A poor credit rating can cause a lot of difficulties, so avoiding credit problems is important. Once a person becomes a victim of identity fraud, it can take months or years to correct it, and it can also cost thousands of dollars. Stopping it before it gets started is a much better choice than trying to correct it later.
Simple Consumer Protection Tips
Whether a consumer belongs to an identity protection service, uses software to help protect his identity, or chooses to have identity theft lawyers on retainer, there are still steps he can take all on his own in order to protect himself more fully. These include the following:
- Don’t give out a social security number unless it’s absolutely necessary (employment, tax returns, etc).
- Don’t carry a social security card around. Leave it in a secure place at home.
- Add fraud alerts to credit reports at all three bureaus.
- Check credit reports from all three credit bureaus at least once a year and dispute any items that are fraudulent or incorrect.
- Pay attention to the privacy and security measures in place on Websites when buying online.
Just by taking simple measures, a consumer can help to avoid identity theft.
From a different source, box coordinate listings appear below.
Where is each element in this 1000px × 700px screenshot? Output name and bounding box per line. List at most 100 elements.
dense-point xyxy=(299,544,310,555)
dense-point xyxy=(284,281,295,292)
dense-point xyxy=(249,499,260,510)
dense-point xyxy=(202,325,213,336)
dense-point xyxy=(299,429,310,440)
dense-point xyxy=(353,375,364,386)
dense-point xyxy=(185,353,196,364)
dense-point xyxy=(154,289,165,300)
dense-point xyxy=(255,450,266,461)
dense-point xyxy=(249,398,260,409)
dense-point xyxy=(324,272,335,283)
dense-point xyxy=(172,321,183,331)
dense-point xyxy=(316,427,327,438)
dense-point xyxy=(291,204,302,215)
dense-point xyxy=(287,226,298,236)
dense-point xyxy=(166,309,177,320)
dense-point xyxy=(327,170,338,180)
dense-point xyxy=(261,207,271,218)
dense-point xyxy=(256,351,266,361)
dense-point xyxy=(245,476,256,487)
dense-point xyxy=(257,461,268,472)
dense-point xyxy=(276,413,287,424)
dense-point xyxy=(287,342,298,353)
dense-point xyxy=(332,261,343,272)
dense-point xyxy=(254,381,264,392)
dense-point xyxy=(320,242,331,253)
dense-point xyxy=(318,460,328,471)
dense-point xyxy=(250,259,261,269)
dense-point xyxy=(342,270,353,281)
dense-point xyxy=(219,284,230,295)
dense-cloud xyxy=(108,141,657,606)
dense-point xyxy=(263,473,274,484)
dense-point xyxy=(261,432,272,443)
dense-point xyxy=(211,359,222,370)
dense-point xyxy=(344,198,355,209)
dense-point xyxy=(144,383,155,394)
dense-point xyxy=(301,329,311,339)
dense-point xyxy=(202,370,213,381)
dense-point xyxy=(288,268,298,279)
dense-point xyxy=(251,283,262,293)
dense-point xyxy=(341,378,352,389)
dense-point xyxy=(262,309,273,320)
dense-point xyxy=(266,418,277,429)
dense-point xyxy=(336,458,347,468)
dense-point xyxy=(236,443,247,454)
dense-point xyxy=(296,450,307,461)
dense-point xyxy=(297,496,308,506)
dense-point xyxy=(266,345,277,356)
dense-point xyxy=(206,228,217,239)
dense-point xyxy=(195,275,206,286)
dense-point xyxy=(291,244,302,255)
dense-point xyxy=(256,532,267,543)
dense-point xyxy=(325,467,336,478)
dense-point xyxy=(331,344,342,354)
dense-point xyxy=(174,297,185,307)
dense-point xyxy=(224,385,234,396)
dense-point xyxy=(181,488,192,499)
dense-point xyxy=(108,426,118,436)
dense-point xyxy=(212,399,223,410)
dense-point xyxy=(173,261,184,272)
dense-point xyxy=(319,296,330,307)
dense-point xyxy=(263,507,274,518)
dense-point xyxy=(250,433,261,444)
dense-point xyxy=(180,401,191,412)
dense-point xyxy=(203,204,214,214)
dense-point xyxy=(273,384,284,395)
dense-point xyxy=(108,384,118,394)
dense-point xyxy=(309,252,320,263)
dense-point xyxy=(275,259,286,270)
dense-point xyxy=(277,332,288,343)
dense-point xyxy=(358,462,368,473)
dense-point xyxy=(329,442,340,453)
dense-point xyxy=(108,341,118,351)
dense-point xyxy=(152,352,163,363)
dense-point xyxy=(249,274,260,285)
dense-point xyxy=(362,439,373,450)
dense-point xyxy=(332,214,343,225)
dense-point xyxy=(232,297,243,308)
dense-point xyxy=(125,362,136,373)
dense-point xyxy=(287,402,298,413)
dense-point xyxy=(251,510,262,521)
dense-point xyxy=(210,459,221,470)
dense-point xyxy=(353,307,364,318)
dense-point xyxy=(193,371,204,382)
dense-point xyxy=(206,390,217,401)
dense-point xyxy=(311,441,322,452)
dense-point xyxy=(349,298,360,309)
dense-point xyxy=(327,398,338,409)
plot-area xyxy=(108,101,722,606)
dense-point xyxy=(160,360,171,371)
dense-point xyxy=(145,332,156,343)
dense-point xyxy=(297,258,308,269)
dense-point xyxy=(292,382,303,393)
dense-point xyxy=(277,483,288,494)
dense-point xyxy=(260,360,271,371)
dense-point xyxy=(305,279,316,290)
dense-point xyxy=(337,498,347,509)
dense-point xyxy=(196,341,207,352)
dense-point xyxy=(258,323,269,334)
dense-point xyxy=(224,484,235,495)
These measures don’t guarantee safety, but they do help reduce the number of people who need identity theft lawyers or who see their credit rating come back too low to be approved for a loan, simply because someone has done damage to their credit that they weren’t aware of.
Identity Theft Victims Have Rights
People who have been victims of identity theft often find that identity theft lawyers are necessary to straighten things out. This can cost a lot of money and take a long time. Other people choose to tackle the theft problem themselves, and they don’t always know who to contact or where to turn.
Overall, there are two places that identity fraud victims should contact first: the Federal Trade Commission (FTC) and the local police or sheriffs department. Contacting both of these organizations will ensure that all of the proper authorities are notified and have access to the information, which can help stop identity thieves across state lines.
Once the authorities have been notified, an identity theft victim should contact the credit bureaus and request copies of his credit report. He should also request a fraud alert to be placed on his credit reports, which will stop more credit from being opened in his name. At that point, and with the information from the authorities, disputes and a clean up of the credit reports can begin.